To the seven churches of Asia, John related a message given to him by the Spirit. It was “The revelation of Jesus Christ, which God gave to him to show to his servants what must soon take place. … for the time is near” (Rev, 1:1, 3). “He is coming with the clouds, and every eye shall see him, every one who pierced him; and all the tribes of the earth will wail on account of him” (1:7) It would be in the lifetime of those who put him to death and in retribution for their deed. The parousia would be a judgment against the evils in the seven churches of Asia. If it referred to things hundreds of years in the future, it would have been meaningless to them for those churches are not in existence. “I will come to you soon..”, “..hold fast what you have, until I come”, and “I will come like a thief..” (2:16, 25; 3:4).

22:6 – ..what must soon take place.

22:7 – ..And behold, I am coming soon.

22:12 – Behold, I am coming soon, bringing my recompense, to repay every one for what he has done.

22:20 – He who testifies to these things says, “Surely I am coming soon.” Amen. Come, Lord Jesus!

Here I have scanned references in the epistles regarding the immediacy of the return of Christ as set forth by James Stuart Russell in his book, The Parousia, I have not interrelated these references as he has in his book published in 1878. To order the book for further study, check details in the article in the last issue.

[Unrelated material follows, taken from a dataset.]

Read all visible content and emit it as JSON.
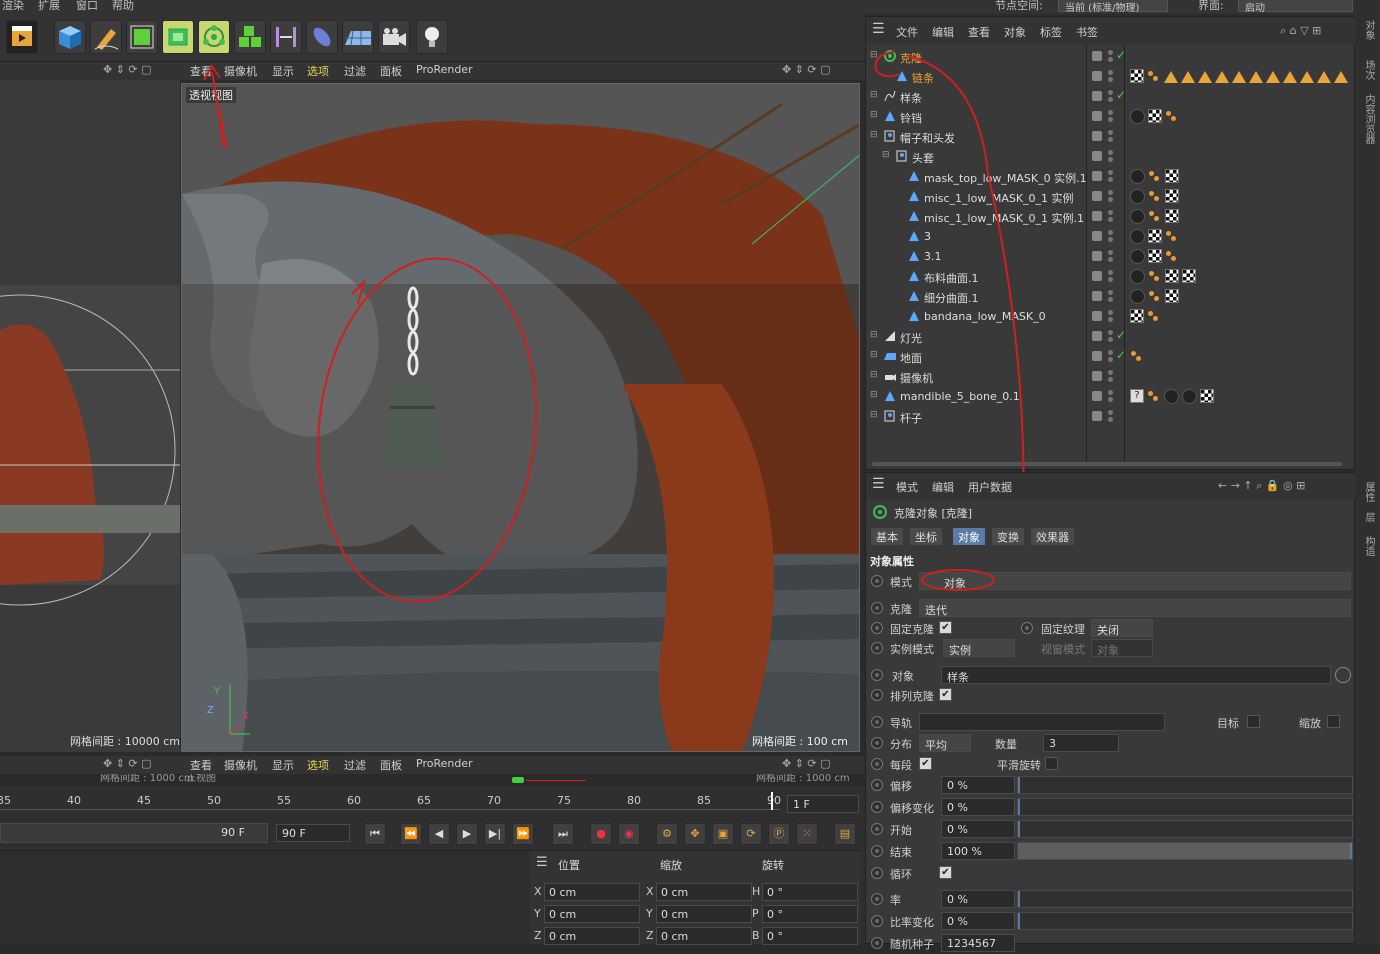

Even if we say that some of the many references in these two articles refer to other comings, we have to admit in all honesty that most of them definitely and unquestionably speak of the imminence, immediacy, and expectancy of his coming in the generation of both the writers and those addressed.

Were Jesus and the writers deceived, or deceiving? Were Jesus’ plans thwarted by some circumstance? If so, can we believe anything else he taught and promised us? Where did he tell of a delay of two millennia or more in fulfilling his plans?

What, other than our pride, can be lost by a restudy of these matters? If you already have satisfactory answers, then skip this class! So far, I have offered few opinions but have tried to state what others have taught about the preterist views of prophecy. If the Lord wills, in the next installment, I will touch on some of the explanations that have been offered relating to the coming of the Lord, his administering judgment, and the resurrection all involved with the last days culminating in A.D. 70. I will still leave things open-ended for you to reach your own conclusions.